Plaintiff claimed that his symptoms were worse than before the
first surgery. The nurse's notes indicated that plaintiff was
having difficulty eating and drinking and that he was experiencing
constant nausea and vomiting. Plaintiff was seen by Dr. Wolfman
who conducted several tests.
Dr. Chung-Loy had been on vacation and did not examine
plaintiff until May 29. He concluded that plaintiff was suffering
from a partial intestinal obstruction near the area of the previous
surgery and recommended a surgical procedure called a bilateral
truchan vagotomy gastrojejunostomy. He drew a diagram to explain
the operation to plaintiff. Plaintiff, however, denied that Dr.
Chung-Loy ever explained the risks associated with this surgery to
him or that he had any other options. Further, plaintiff stated
that Dr. Chung-Loy never told him what he would do if during the
operation the doctor found it was not necessary to perform the
operation as described.
Dr. Chung-Loy claimed that he discussed the risks of the
operation with plaintiff, telling him about the common risks and
potential complications such as bleeding, infection, lung, heart,
and kidney problems. The doctor did not, however, discuss the risk
of a hernia.
Plaintiff signed a consent form for the second operation on
May 30, 1991. The form authorized Dr. Chung-Loy to treat a
"PARTIAL INTESTINAL OBSTRUCTION" and provided in part:
2. The procedure(s) necessary to treat my
condition (has, have) been explained to me by
Dr. CHUNG-LOY and I understand the nature of
the procedure to be: (description of the
procedure(s) in laymen's terms) BILATERAL
TRUCHAN VAGOTOMY, GASTROJEJUNOSTOMY.
3. I have been made aware that there are common
risks and possible complications of the
proposed procedure as well as risks and
consequences of not having the proposed
procedure. I understand that there may be
alternative treatments, and have been given
the opportunity to discuss these with Dr.
CHUNG-LOY.
4. I understand that the explanation given to me
by my doctor is not exhaustive and that other,
more remote risks and consequences may arise.

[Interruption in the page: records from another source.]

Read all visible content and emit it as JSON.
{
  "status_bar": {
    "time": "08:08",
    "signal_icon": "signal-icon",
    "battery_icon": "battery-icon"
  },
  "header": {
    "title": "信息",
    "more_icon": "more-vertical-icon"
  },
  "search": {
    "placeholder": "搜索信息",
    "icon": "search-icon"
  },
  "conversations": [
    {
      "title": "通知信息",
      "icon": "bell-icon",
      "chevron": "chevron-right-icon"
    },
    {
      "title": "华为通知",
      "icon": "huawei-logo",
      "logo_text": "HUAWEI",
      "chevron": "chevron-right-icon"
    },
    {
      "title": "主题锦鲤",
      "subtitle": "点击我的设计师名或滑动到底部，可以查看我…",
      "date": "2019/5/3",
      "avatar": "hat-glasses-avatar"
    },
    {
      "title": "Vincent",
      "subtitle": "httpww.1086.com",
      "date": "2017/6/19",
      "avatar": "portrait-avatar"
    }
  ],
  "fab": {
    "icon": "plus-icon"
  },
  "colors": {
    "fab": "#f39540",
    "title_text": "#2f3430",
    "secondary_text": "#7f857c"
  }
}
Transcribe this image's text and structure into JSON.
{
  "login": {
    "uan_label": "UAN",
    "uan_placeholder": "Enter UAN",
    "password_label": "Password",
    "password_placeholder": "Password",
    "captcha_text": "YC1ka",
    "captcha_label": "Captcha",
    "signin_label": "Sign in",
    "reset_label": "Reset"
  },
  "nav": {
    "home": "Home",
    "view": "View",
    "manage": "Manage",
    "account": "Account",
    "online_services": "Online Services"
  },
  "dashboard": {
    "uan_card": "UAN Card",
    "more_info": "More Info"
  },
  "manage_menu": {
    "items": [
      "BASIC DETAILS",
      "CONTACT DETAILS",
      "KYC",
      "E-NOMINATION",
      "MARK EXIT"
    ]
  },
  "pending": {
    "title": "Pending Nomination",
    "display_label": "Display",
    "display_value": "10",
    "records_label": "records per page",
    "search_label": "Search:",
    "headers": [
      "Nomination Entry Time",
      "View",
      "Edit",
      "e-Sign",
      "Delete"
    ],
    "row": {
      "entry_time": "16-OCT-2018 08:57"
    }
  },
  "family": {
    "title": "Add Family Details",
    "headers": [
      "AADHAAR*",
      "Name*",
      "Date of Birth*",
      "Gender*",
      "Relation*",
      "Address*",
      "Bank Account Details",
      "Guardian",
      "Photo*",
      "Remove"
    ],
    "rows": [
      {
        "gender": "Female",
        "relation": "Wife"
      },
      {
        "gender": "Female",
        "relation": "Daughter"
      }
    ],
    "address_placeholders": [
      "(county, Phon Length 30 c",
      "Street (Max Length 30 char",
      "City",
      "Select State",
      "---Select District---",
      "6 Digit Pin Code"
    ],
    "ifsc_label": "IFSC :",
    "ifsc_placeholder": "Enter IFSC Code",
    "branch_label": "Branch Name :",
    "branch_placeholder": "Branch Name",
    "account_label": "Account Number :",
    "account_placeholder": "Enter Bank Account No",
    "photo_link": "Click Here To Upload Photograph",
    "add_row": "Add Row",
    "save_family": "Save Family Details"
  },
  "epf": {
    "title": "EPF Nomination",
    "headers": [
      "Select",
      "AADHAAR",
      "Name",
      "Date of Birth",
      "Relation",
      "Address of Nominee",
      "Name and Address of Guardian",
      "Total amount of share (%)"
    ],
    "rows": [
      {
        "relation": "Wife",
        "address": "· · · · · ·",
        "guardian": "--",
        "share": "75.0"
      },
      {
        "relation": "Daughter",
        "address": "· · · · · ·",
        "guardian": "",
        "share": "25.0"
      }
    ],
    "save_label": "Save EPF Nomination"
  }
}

I do not request any further explanation of
these risks.
5. I agree that if during the course of the
operation additional or different procedure(s)
than those set forth in paragraph 2 are
necessary due to the urgency of the condition,
I authorize that such procedures be done,
except:
[Left Blank]
6. I have received no guarantees as to the
results of the planned procedure(s).
. . . .
11. CROSS OUT AND INITIAL ANY OF THE ABOVE
PARAGRAPHS WHICH YOU DO NOT AGREE WITH.
12. I have read this document, or this document
has been read to me in its entirety. I fully
understand it and all blank spaces have been
either completed or crossed off by me prior to
my signing.
The second operation was performed on May 31, 1991. During
surgery, Dr. Chung-Loy determined that it was not necessary to
perform a gastrojejunostomy because he was able to separate various
adhesions in plaintiff's intestines. Dr. Chung-Loy concluded that
surgery was the only medical option for the treatment of the
adhesions. After the operation, Dr. Chung-Loy explained to
plaintiff that he did not have to conduct the procedure as
originally proposed.
Plaintiff was discharged from the hospital on June 9, 1991,
with instructions to eat a low fat, low salt, high fiber diet and
to return in two weeks. He claimed that at the time he was
discharged, the wound was beginning to come apart and was bleeding.
Two weeks later, plaintiff returned to see Dr. Chung-Loy.
Plaintiff's stomach wall had started to protrude through the
opening, resulting in a bulge. Dr. Chung-Loy did not find a bulge
in plaintiff's stomach. He recalled that plaintiff told him that
he had heard a popping sound one day while having a bowel movement,
but that plaintiff had no associated pain after the popping sound.
Dr. Chung-Loy stated that plaintiff's scar was in the same
condition after both surgeries because he had cut through the scar
from the first operation when he performed the second operation.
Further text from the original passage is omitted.